Sonthofen
«Die Kronen unbedingt mit Mützen anprobieren»

Nadja zögert etwas, als ihr ein rosafarbenes Untergewand gereicht wird. «Besser, als wenns die Buben anziehen», sagt Martina Wörz resolut. Die Mädchen kichern. Nadja kombiniert das pastellige Unterkleid mit einem weinroten Umhang. «Sieht komisch aus», kann sie sich den Kommentar nicht verkneifen. Aber die Elfjährige freut sich, mit ihren Freundinnen nach Neujahr loszuziehen - als Sternsingerin. Sie gehört in der Pfarrei «Maria Heimsuchung» zu den rund 60 Boten aus dem «Orient».

Wenige Tage vor ihrem Umzug durch die Pfarrgemeinde, zu der unter anderem auch die Orte Imberg und Tiefenberg gehören, treffen sich die Kinder und Jugendlichen im Alter zwischen gerade mal fünf und 14 Jahren im Pfarrheim. Diakon Norbert Oeing (57) erteilt die letzten Anweisungen, bevor die Sternsinger im oberen Stockwerk eingekleidet werden. «Wir kommen daher aus dem Morgenland», üben die «Könige» und Sternträger das Lied, mit dem sie die Hausbewohner begrüßen werden.

Der Diakon nimmt sich einen Bogen Goldpapier von dem Stapel und formt sich eine hohe Röhre auf dem Kopf: «Jetzt sehe ich aus wie die Simpsons», ulkt Oeing, und die Kinder lachen. Doch wie die amerikanischen Zeichentrickhelden mit den abstrusen Hochfrisuren sollen die Sternsinger natürlich nicht aussehen. Aus dem goldenen Karton sollen Kronen entstehen, aber nicht mit «so arg spitzen Zacken», die sich in Regen oder Schnee dann «komisch» verformen.

Und «unbedingt mit Mütze probieren», empfiehlt Norbert Oeing, der die jährliche Sternsingeraktion seit 27 Jahren betreut.

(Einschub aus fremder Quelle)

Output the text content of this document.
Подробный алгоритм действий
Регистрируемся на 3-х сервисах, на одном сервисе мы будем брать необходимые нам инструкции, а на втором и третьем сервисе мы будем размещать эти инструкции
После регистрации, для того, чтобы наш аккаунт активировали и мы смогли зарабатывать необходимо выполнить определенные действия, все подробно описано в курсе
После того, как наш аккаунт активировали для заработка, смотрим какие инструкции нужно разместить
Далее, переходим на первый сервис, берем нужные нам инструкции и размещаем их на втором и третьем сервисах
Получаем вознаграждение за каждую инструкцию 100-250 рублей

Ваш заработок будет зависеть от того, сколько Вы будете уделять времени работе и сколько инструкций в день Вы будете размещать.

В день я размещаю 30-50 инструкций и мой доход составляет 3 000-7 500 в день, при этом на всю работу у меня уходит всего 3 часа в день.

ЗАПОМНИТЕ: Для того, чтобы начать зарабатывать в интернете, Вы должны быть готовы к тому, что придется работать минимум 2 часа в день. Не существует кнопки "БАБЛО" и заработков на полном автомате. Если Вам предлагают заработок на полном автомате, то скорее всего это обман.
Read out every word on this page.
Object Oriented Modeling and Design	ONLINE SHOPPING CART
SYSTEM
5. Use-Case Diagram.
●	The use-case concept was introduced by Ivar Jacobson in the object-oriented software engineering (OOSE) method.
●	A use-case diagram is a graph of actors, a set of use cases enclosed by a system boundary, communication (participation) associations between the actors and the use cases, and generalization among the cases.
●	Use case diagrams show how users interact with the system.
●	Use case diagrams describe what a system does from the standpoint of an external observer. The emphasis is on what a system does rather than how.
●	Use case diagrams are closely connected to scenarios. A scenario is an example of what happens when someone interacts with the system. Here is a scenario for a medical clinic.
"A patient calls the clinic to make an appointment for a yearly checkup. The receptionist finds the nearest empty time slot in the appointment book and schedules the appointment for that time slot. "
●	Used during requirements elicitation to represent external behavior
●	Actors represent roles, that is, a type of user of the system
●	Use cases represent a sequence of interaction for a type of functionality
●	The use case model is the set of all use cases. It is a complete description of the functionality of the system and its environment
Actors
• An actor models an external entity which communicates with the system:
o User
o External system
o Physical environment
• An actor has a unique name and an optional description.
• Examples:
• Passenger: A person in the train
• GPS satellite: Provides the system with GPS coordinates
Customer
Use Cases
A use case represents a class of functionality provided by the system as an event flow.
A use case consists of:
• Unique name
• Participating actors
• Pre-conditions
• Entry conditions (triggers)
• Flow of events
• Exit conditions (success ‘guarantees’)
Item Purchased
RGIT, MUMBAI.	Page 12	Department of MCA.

Taschen oder Rucksäcke dabei

Jede Gruppe, die jeweils von einem Erwachsenen (mit Ausweis) begleitet wird, erhält eine Sammelbüchse: Die Spenden gehen bundesweit an das Kindermissionswerk. Da die Hausbewohner aber nicht nur Geld bereithalten, sondern (hoffentlich) auch Süßigkeiten, sollen die Kinder Taschen, Rucksäcke mitnehmen - oder auch einen Leiterwagen, scherzt der Diakon. «Könige mit Alditüten» wirkten doch etwas seltsam. Er zeigt den Sternsingern auch schwarze Aufkleber, die - nach Rücksprache - an weiße Türstöcke geklebt werden können. Sonst kommt die Kreide zum Einsatz, um die traditionelle Buchstaben-Zahlenkombination aufzumalen: «20*C+M+B+10».

Wobei die Buchstaben für «Christus mansionem benedicat» stehen: Christus segne dieses Haus.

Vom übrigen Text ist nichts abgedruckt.